Rivista Italiana di Paleontologia e Stratigrafia (Mar 2014)

NEW BIOSTRATIGRAPHIC DATA FROM THE LADINIAN PELAGIC LIMESTONES OF PIZZO DI SANT’OTIERO - MADONIE MOUNTAINS, SICILY.

  • PIETRO DI STEFANO,
  • MANUEL RIGO,
  • ANGELO TRIPODO,
  • SIMONA TODARO,
  • GIUSEPPE ZARCONE

DOI
https://doi.org/10.13130/2039-4942/6049
Journal volume & issue
Vol. 120, no. 1

Abstract

Read online

New biostratigraphic data, based on conodont investigations, were collected from the Ladinian limestones recently described at Sant’Otiero, a locality near the Village of Petralia Sottana in the Madonie Mountains (Central-Northern Sicily). At this locality a new calcareous succession lying at the base of a major tectonic unit of the Maghrebian chain is described. This succession consists of a lower massive part formed by a carbonate megabreccia, the elements of which are shallow water extraclasts with dasycladalean algae (Diplopora annulatissima Pia), benthic foraminifers, “Tubiphytes” and problematic organisms commonly described from Anisian carbonate platforms. Upward a well-bedded succession of dark-gray Daonella -bearing calcilutites follows. The presence of the bivalve Daonella tyrolensis Mojsisovics in a Lumachella bed from the upper part of the calcilutites can be related to the ammonoid Protrachyceras longobardicum Zone, upper Ladinian in age (lower Longobardian). Upward a sharp contact(decollement?) with the typical sediments of the Mufara Formation can be observed.

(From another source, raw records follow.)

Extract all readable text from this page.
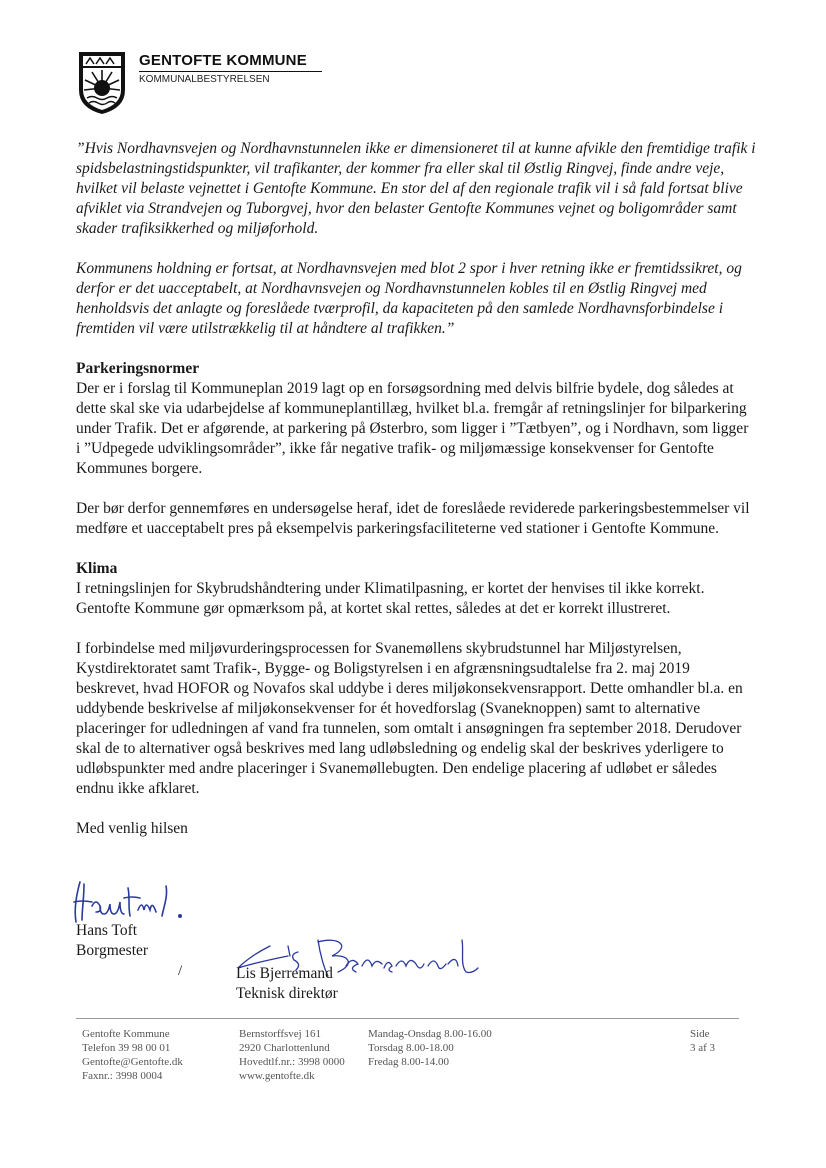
GENTOFTE KOMMUNE
KOMMUNALBESTYRELSEN

”Hvis Nordhavnsvejen og Nordhavnstunnelen ikke er dimensioneret til at kunne afvikle den fremtidige trafik i spidsbelastningstidspunkter, vil trafikanter, der kommer fra eller skal til Østlig Ringvej, finde andre veje, hvilket vil belaste vejnettet i Gentofte Kommune. En stor del af den regionale trafik vil i så fald fortsat blive afviklet via Strandvejen og Tuborgvej, hvor den belaster Gentofte Kommunes vejnet og boligområder samt skader trafiksikkerhed og miljøforhold.

Kommunens holdning er fortsat, at Nordhavnsvejen med blot 2 spor i hver retning ikke er fremtidssikret, og derfor er det uacceptabelt, at Nordhavnsvejen og Nordhavnstunnelen kobles til en Østlig Ringvej med henholdsvis det anlagte og foreslåede tværprofil, da kapaciteten på den samlede Nordhavnsforbindelse i fremtiden vil være utilstrækkelig til at håndtere al trafikken.”

Parkeringsnormer

Der er i forslag til Kommuneplan 2019 lagt op en forsøgsordning med delvis bilfrie bydele, dog således at dette skal ske via udarbejdelse af kommuneplantillæg, hvilket bl.a. fremgår af retningslinjer for bilparkering under Trafik. Det er afgørende, at parkering på Østerbro, som ligger i ”Tætbyen”, og i Nordhavn, som ligger i ”Udpegede udviklingsområder”, ikke får negative trafik- og miljømæssige konsekvenser for Gentofte Kommunes borgere.

Der bør derfor gennemføres en undersøgelse heraf, idet de foreslåede reviderede parkeringsbestemmelser vil medføre et uacceptabelt pres på eksempelvis parkeringsfaciliteterne ved stationer i Gentofte Kommune.

Klima

I retningslinjen for Skybrudshåndtering under Klimatilpasning, er kortet der henvises til ikke korrekt. Gentofte Kommune gør opmærksom på, at kortet skal rettes, således at det er korrekt illustreret.

I forbindelse med miljøvurderingsprocessen for Svanemøllens skybrudstunnel har Miljøstyrelsen, Kystdirektoratet samt Trafik-, Bygge- og Boligstyrelsen i en afgrænsningsudtalelse fra 2. maj 2019 beskrevet, hvad HOFOR og Novafos skal uddybe i deres miljøkonsekvensrapport. Dette omhandler bl.a. en uddybende beskrivelse af miljøkonsekvenser for ét hovedforslag (Svaneknoppen) samt to alternative placeringer for udledningen af vand fra tunnelen, som omtalt i ansøgningen fra september 2018. Derudover skal de to alternativer også beskrives med lang udløbsledning og endelig skal der beskrives yderligere to udløbspunkter med andre placeringer i Svanemøllebugten. Den endelige placering af udløbet er således endnu ikke afklaret.

Med venlig hilsen

Hans Toft
Borgmester
/	Lis Bjerremand
Teknisk direktør
Gentofte Kommune
Telefon 39 98 00 01
Gentofte@Gentofte.dk
Faxnr.: 3998 0004
Bernstorffsvej 161
2920 Charlottenlund
Hovedtlf.nr.: 3998 0000
www.gentofte.dk
Mandag-Onsdag 8.00-16.00
Torsdag 8.00-18.00
Fredag 8.00-14.00
Side
3 af 3
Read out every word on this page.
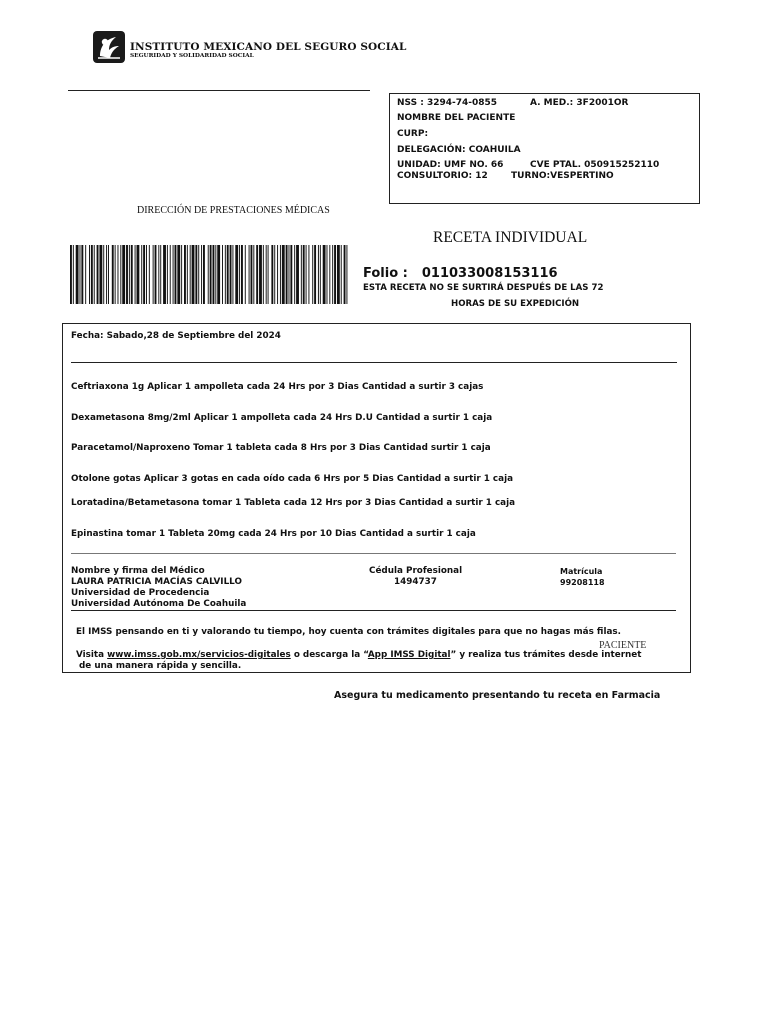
INSTITUTO MEXICANO DEL SEGURO SOCIAL
SEGURIDAD Y SOLIDARIDAD SOCIAL
NSS : 3294-74-0855	A. MED.: 3F2001OR
NOMBRE DEL PACIENTE
CURP:
DELEGACIÓN: COAHUILA
UNIDAD: UMF NO. 66	CVE PTAL. 050915252110
CONSULTORIO: 12	TURNO:VESPERTINO
DIRECCIÓN DE PRESTACIONES MÉDICAS
RECETA INDIVIDUAL
Folio : 011033008153116
ESTA RECETA NO SE SURTIRÁ DESPUÉS DE LAS 72
HORAS DE SU EXPEDICIÓN
Fecha: Sabado,28 de Septiembre del 2024
Ceftriaxona 1g Aplicar 1 ampolleta cada 24 Hrs por 3 Dias Cantidad a surtir 3 cajas
Dexametasona 8mg/2ml Aplicar 1 ampolleta cada 24 Hrs D.U Cantidad a surtir 1 caja
Paracetamol/Naproxeno Tomar 1 tableta cada 8 Hrs por 3 Dias Cantidad surtir 1 caja
Otolone gotas Aplicar 3 gotas en cada oído cada 6 Hrs por 5 Dias Cantidad a surtir 1 caja
Loratadina/Betametasona tomar 1 Tableta cada 12 Hrs por 3 Dias Cantidad a surtir 1 caja
Epinastina tomar 1 Tableta 20mg cada 24 Hrs por 10 Dias Cantidad a surtir 1 caja
Nombre y firma del Médico
LAURA PATRICIA MACÍAS CALVILLO
Universidad de Procedencia
Universidad Autónoma De Coahuila
Cédula Profesional
1494737
Matrícula
99208118
El IMSS pensando en ti y valorando tu tiempo, hoy cuenta con trámites digitales para que no hagas más filas.
PACIENTE
Visita www.imss.gob.mx/servicios-digitales o descarga la “App IMSS Digital” y realiza tus trámites desde internet
de una manera rápida y sencilla.
Asegura tu medicamento presentando tu receta en Farmacia
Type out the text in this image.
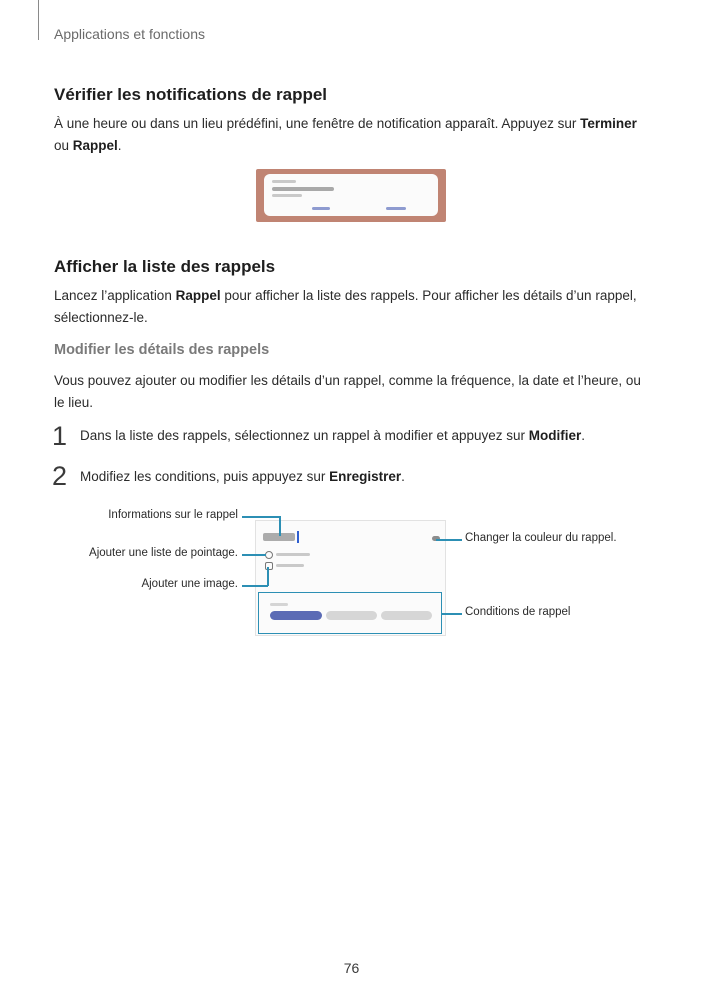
Applications et fonctions
Vérifier les notifications de rappel

À une heure ou dans un lieu prédéfini, une fenêtre de notification apparaît. Appuyez sur Terminer ou Rappel.

Afficher la liste des rappels

Lancez l’application Rappel pour afficher la liste des rappels. Pour afficher les détails d’un rappel, sélectionnez-le.

Modifier les détails des rappels

Vous pouvez ajouter ou modifier les détails d’un rappel, comme la fréquence, la date et l’heure, ou le lieu.

1 Dans la liste des rappels, sélectionnez un rappel à modifier et appuyez sur Modifier.
2 Modifiez les conditions, puis appuyez sur Enregistrer.
Informations sur le rappel
Ajouter une liste de pointage.
Ajouter une image.
Changer la couleur du rappel.
Conditions de rappel
76
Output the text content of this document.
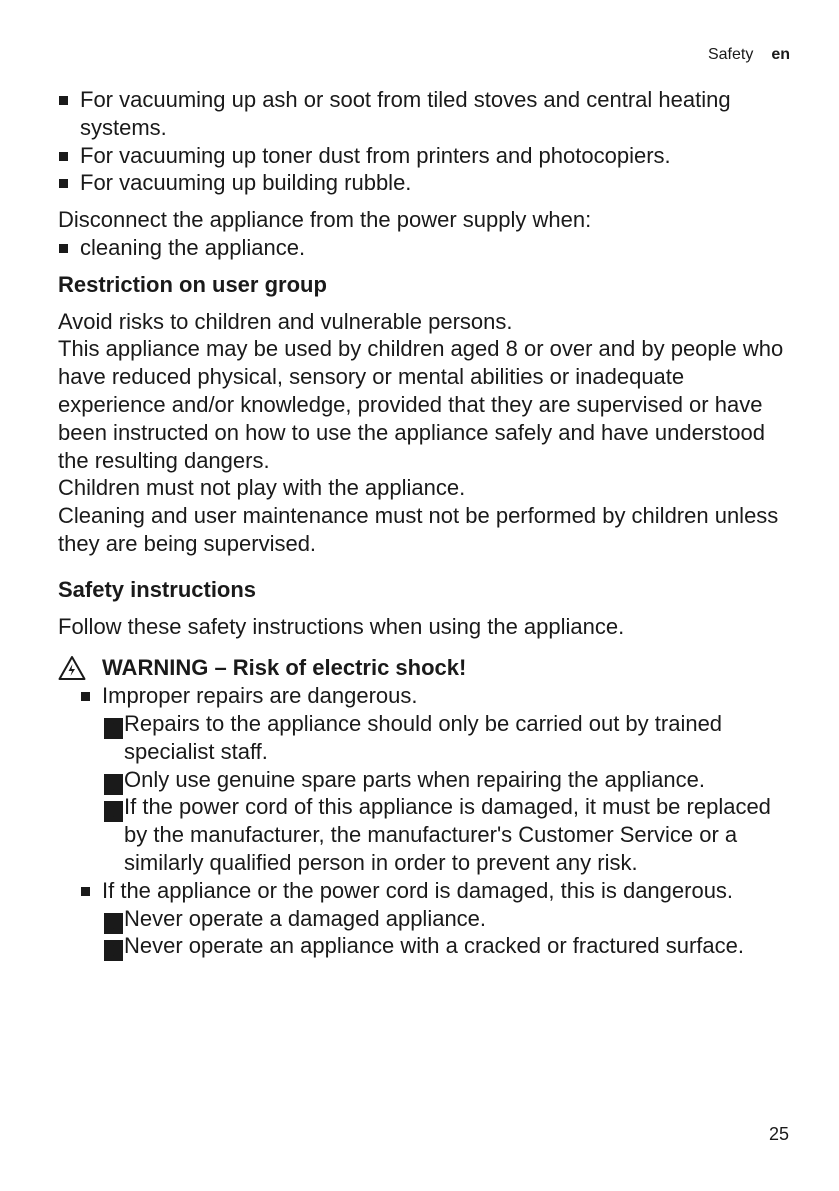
Safety en
For vacuuming up ash or soot from tiled stoves and central heating systems.
For vacuuming up toner dust from printers and photocopiers.
For vacuuming up building rubble.

Disconnect the appliance from the power supply when:

cleaning the appliance.
Restriction on user group

Avoid risks to children and vulnerable persons.

This appliance may be used by children aged 8 or over and by people who have reduced physical, sensory or mental abilities or inadequate experience and/or knowledge, provided that they are supervised or have been instructed on how to use the appliance safely and have understood the resulting dangers.

Children must not play with the appliance.

Cleaning and user maintenance must not be performed by children unless they are being supervised.

Safety instructions

Follow these safety instructions when using the appliance.

WARNING – Risk of electric shock!
Improper repairs are dangerous.
Repairs to the appliance should only be carried out by trained specialist staff.
Only use genuine spare parts when repairing the appliance.
If the power cord of this appliance is damaged, it must be replaced by the manufacturer, the manufacturer's Customer Service or a similarly qualified person in order to prevent any risk.
If the appliance or the power cord is damaged, this is dangerous.
Never operate a damaged appliance.
Never operate an appliance with a cracked or fractured surface.
25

A re-sampling of the Daonella -bearing calcilutites for conodont investigation has been carried out in order to better constrain the age of this succession. The distribution of conodont species such as Budurovignathus hungaricus (Kozur & Végh), B. mungoensis (Diebel) and Paragondolella trammeri (Kozur) among other conodonts, permits the correlation of the succession to the P. gradleri and P. archelaus ammonoid Zones, extending downwards the age of the calcilutites at Sant’Otiero to the upper Fassanian. This confirms that the Sant’Otiero succession is a key section to document Ladinian pelagic carbonate sedimentation in the westernmost termination of the Ionian Tethys.